Ve grup kalemi kırdı, gerekeni yaptı. İşte benim gözümde de Moonspell bu şekilde raydan çıktı. Ben Moonspell’in daha ikinci albümünden itibaren değişmeye başlamasını ya da Sin/Pecado’nun kitapçığına beş yüz tane grup fotosu koymasını hiç bir zaman yadırgamadım. O günler de Avrupadaki tüm firmalar da kendi Metallica’sını yaratma çabası vardı. Bu yüzden daha dördüncü albümünü çıkarmış olan grupların musical history adında albümleri çıkıyordu.

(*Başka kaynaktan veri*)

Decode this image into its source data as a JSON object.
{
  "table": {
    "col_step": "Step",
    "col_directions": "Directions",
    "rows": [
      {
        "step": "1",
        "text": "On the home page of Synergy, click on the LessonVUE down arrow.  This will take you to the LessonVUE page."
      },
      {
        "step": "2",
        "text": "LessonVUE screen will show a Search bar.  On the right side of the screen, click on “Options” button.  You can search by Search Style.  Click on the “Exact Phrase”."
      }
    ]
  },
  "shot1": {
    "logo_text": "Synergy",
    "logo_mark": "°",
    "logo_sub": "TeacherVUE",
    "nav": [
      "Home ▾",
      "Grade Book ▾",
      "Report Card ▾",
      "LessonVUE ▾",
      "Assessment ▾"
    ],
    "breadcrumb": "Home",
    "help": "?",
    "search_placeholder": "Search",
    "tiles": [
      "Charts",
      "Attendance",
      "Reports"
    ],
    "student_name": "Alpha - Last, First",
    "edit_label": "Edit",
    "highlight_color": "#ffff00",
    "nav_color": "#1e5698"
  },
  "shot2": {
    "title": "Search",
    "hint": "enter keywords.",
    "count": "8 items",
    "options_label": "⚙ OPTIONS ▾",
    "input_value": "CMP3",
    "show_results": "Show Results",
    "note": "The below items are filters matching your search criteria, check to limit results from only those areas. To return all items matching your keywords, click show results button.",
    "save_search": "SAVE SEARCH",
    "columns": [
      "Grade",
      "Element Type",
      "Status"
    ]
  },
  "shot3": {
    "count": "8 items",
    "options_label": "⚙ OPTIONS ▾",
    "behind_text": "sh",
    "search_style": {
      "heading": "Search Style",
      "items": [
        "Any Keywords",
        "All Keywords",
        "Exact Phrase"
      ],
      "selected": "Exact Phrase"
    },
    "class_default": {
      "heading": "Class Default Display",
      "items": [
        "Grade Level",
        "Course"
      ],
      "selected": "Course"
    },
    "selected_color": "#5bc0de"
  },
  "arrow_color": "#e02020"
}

Sonuçta tüm bu olan biten o günlerin doğal bir sonucuydu. Benim takıldığım yer Moonspell’in kendi kararlarından ve çizdiği yoldan vaz geçip dinleyicilerinin, firmalarının ve hatta eleştirmenlerin dediklerini yapmaları oldu. Bu durum Memorial’a kadar katlanılır bir şeydi, en azından benim açımdan çünkü The Butterfly Effect’en sonra çıkan iki albümde bir şekilde samimiyetini korumuştu, her ne kadar geri adım atılsada.
Bu gün bu albüme değinmek istedim çünkü tüm yerli ve yabancı basın Memorial’ı yere göre sığdıramıyor, hatta grup Mtv’den ödül alıyor (aynı mtv vaktiyle Opium klibini yasaklıyor). Kabul Memorial güzel bir albüm fakat herkes, Moonspell de dahil The Butterfly Effect yokmuş gibi davranıyor. En son Moonspell konserinde bile Darkness & Hope’dan sadece bir şarkı çalındı ve The Butterfly’dan hiç birşey çalınmadı (çok yakında grup tekrar gelecek Türkiye’ye ve eminim bu iki albümden çalmayacaklar, hatta belki Sin/Pecado ve Antidote’dan bile çalmazlar). Tüm bunların yanısıra Memorial’ın Moonspell’den daha çok Daemonarch’a benziyor oluşu çok daha farklı bir sonuç çıkarmama sebep oluyor. Artık Moonspell samimiyeti umursamıyor ve vaktiyle Sin/Pecado ile olduğu gibi Daemonarch ile maddi açıdan kendini güvence altına almaya çalışıyor.
İşte bu yüzden bugünlerde Memorial yerine The Butterfly Effect dinliyorum ve karakter sahibi olan Moonspell’i özlüyorum, keşke bir Samael ya da Tiamat gibi kulaklarını eleştirmenlere kapasalardı fakat kimbilir belki bu günler Moonspell’in hem maddi açıdan kendini garantiye alacağı ve aynı zamanda olgunlaşmayı tamamlayacağı günlerdir. Bir sonraki albüme kadar bunu öğrenemeyeceğiz.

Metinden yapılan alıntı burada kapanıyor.